Tokyo was one of the most enjoyable cities ever!! i rarely ever step into a city and proclaim, "oh, yea..i can live here" except the fact that i would be illiterate..or speak it. but i bet i could pick it up!!

we stayed in Shinjuku. effen fun!! great food, but being on a budget, we didnt do any big fancy meals. we tried to stay "divey" but Tokyo didnt really do dive joints. BEST TONKATSU i have ever eaten in my life. i ordered a pork tonkatsu with a braised tomato topping. ordered it by watching another patron eat it. i just pointed at the picture on the menu. if i could, i would have loved to shimmy next to the cook and see just what the heck he did to make it so darn good. 

and knives? like you i didnt even look at them. i found the knife shops kinda intimdating actually. i couldnt ID even the most basic things like types of steel. i wanted to buy some stones, but again, i was crushed by the language barrier. but that fish market was amazing!! the knife shops were so loaded with inventory. and they all had that well worn sharpening station right out front. super cool. i did snap some pics.
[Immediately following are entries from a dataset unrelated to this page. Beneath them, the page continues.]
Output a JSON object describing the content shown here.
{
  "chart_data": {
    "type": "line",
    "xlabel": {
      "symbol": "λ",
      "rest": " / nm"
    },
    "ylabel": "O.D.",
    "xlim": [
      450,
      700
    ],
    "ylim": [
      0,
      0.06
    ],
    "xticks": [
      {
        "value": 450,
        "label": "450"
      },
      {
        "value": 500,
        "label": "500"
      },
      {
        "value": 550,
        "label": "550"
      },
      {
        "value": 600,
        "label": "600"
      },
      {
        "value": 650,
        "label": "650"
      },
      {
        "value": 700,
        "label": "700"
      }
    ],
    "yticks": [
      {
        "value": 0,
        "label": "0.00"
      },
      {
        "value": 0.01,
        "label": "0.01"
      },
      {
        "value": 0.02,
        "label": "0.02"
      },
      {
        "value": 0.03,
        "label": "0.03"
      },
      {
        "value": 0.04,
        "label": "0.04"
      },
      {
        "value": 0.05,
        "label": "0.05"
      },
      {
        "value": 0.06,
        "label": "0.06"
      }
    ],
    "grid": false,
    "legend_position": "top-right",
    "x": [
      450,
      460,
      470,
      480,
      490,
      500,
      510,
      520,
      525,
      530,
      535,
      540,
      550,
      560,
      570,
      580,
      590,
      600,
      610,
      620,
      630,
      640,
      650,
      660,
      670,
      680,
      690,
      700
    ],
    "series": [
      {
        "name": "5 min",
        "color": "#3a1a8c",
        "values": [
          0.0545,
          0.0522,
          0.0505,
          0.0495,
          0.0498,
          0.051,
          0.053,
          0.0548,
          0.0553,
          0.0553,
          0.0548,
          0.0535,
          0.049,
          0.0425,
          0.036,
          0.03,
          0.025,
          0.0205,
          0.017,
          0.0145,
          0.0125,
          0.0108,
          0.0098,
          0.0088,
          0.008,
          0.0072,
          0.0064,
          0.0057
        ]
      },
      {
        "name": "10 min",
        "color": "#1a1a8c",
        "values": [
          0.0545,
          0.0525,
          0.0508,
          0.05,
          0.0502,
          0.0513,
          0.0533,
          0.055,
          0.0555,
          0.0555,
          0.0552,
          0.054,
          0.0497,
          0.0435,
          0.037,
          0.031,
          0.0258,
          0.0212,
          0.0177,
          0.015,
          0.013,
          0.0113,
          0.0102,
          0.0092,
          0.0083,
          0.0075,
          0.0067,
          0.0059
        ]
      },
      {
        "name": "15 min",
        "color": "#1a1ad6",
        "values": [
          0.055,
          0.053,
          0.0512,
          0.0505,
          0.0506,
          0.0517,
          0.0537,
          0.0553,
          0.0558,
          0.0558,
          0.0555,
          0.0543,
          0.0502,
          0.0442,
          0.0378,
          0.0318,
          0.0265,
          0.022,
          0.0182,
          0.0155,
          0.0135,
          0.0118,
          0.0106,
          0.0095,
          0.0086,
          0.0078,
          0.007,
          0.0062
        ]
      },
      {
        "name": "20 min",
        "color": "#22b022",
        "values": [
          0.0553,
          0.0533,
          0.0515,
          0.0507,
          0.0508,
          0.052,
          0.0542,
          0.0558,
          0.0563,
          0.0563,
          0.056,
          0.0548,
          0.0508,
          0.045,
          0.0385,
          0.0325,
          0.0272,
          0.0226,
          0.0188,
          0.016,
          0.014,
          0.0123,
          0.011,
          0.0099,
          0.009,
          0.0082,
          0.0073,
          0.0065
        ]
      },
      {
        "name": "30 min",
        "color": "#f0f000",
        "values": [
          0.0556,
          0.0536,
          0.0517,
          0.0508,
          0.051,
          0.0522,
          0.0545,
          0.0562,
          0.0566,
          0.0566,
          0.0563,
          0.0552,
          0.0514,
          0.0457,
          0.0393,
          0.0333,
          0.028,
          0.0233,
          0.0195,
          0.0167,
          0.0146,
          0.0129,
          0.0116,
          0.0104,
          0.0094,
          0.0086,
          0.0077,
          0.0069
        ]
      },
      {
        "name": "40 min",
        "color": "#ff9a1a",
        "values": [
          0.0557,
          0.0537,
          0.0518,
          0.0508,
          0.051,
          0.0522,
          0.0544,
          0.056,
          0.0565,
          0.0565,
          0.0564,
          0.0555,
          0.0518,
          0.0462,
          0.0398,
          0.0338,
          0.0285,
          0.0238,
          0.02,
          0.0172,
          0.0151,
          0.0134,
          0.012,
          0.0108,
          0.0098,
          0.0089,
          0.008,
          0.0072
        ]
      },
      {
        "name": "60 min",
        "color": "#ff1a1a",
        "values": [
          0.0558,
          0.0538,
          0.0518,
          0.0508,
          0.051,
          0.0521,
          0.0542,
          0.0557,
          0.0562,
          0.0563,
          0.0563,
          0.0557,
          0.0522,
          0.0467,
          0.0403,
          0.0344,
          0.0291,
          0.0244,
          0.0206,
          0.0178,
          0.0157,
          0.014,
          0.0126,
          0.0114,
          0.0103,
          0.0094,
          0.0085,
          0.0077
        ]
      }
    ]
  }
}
my BIL is there right now. he is with a person that speaks japanese. i gave him a list of stones i would like and a comfortable working budget. lets see how this plays out. if not, i plan on being there next year. again..the month of Dec.


----------



## goatgolfer (Aug 22, 2015)

2002 World Cup [played in Japan & S. Korea] Police learned we (2) were in the bar watching Japan play. As the game finished (tie) a phalanx of helmeted and billy clubbed Army/police arrive at the bar. An English speaking officer approached us as the crowd in the streets started singing. They 'asked' us to leave. Threw down our beers and followed him out. The soldiers had formed a human tunnel so we wouldn't be bothered by the singing/cheering people on the street. There was not threat of violence or uprising. They just didn't want us to feel intimidated! Must have been ~150 police. Quite a site at an instants notice. My phone didn't take pictures then or I would have. 

Been back 5 more times and always am impressed by the precision of the train transport. People line up (lines on the floor) which is where the doors will come. I lined up 1.5 minutes too early and my host took me aside. "Wait, two more trains before ours." Also, the waiters step to the outside to let the departing out before they enter. 

Lots of examples just like that. Not much social freedom but boy can they run a railroad.


----------